The avalanche -- which officials said measured 150 by 800 meters (490 by 2624 feet) -- crossed across Wanaka's main ski field Friday morning.
The slip was triggered off by staff trying to clear an avalanche danger elsewhere on the mountain, the general manager of the resort, Jackie van der Voort, told local media.
Rescuers dug out the three uninjured skiers after around 100 searchers with dogs probed the snow.
Earlier police said they did not know how many people had been trapped in the slide after witnesses saw several skiers get caught up.
Up to 2,000 skiers were on the slopes when the avalanche hit, the New Zealand Herald reported on its Web site.

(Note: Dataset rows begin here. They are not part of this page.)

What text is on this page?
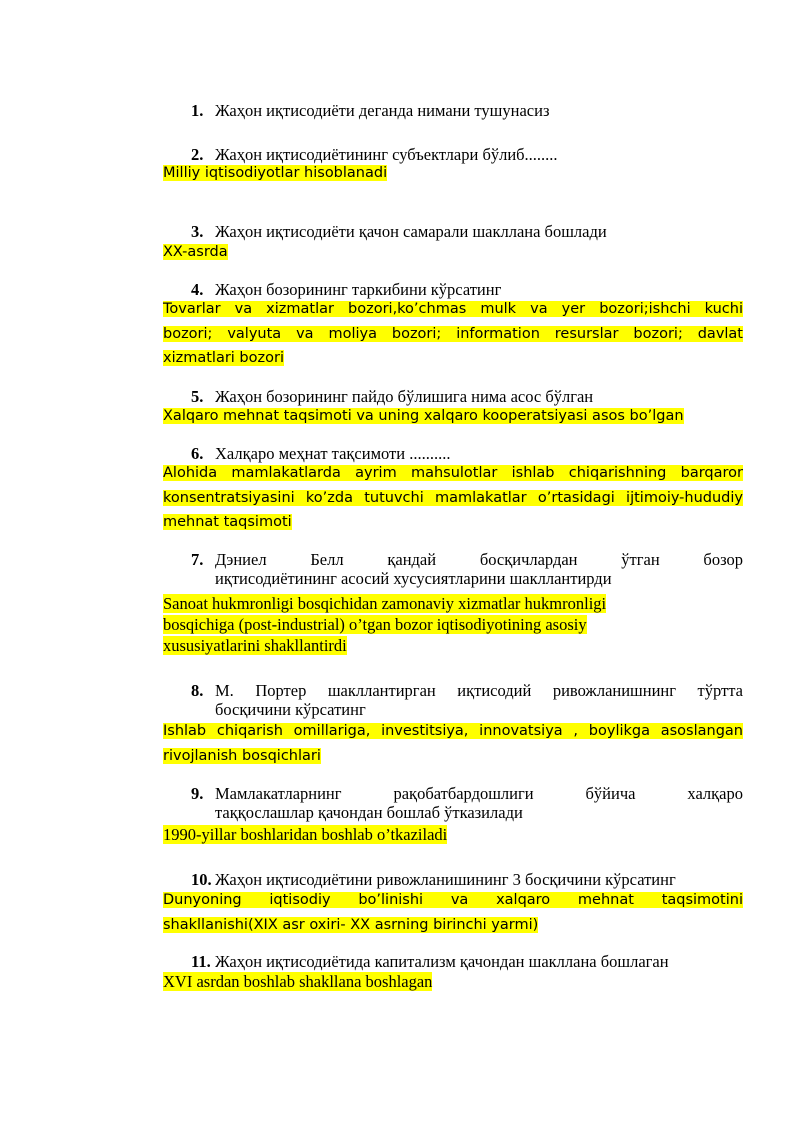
1. Жаҳон иқтисодиёти деганда нимани тушунасиз
2. Жаҳон иқтисодиётининг субъектлари бўлиб........
Milliy iqtisodiyotlar hisoblanadi
3. Жаҳон иқтисодиёти қачон самарали шакллана бошлади
XX-asrda
4. Жаҳон бозорининг таркибини кўрсатинг
Tovarlar va xizmatlar bozori,ko’chmas mulk va yer bozori;ishchi kuchi
bozori; valyuta va moliya bozori; information resurslar bozori; davlat
xizmatlari bozori
5. Жаҳон бозорининг пайдо бўлишига нима асос бўлган
Xalqaro mehnat taqsimoti va uning xalqaro kooperatsiyasi asos bo’lgan
6. Халқаро меҳнат тақсимоти ..........
Alohida mamlakatlarda ayrim mahsulotlar ishlab chiqarishning barqaror
konsentratsiyasini ko’zda tutuvchi mamlakatlar o’rtasidagi ijtimoiy-hududiy
mehnat taqsimoti
7. Дэниел Белл қандай босқичлардан ўтган бозор
иқтисодиётининг асосий хусусиятларини шакллантирди
Sanoat hukmronligi bosqichidan zamonaviy xizmatlar hukmronligi
bosqichiga (post-industrial) o’tgan bozor iqtisodiyotining asosiy
xususiyatlarini shakllantirdi
8. М. Портер шакллантирган иқтисодий ривожланишнинг тўртта
босқичини кўрсатинг
Ishlab chiqarish omillariga, investitsiya, innovatsiya , boylikga asoslangan
rivojlanish bosqichlari
9. Мамлакатларнинг рақобатбардошлиги бўйича халқаро
таққослашлар қачондан бошлаб ўтказилади
1990-yillar boshlaridan boshlab o’tkaziladi
10. Жаҳон иқтисодиётини ривожланишининг 3 босқичини кўрсатинг
Dunyoning iqtisodiy bo’linishi va xalqaro mehnat taqsimotini
shakllanishi(XIX asr oxiri- XX asrning birinchi yarmi)
11. Жаҳон иқтисодиётида капитализм қачондан шакллана бошлаган
XVI asrdan boshlab shakllana boshlagan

But police later said all the other people at the ski resort had been accounted for.
"Safety experts on site are confident everything possible has been done to locate a buried person, including dog searching, probing all possible burial locations for over three hours," a police spokesman told Reuters news agency.
Skiers had earlier been urged to stay away from snow in the South Island's high country amid warnings of extreme avalanche danger.
An urgent avalanche warning was issued for slopes from Queenstown to Arthur's Pass along the Southern Alps.
Treble Cone is the largest ski area in the South Island and is in the Matukituki Valley, 28 kilometers (17 miles) west of Wanaka.
It is used as a training ground by European and United States World Cup national teams.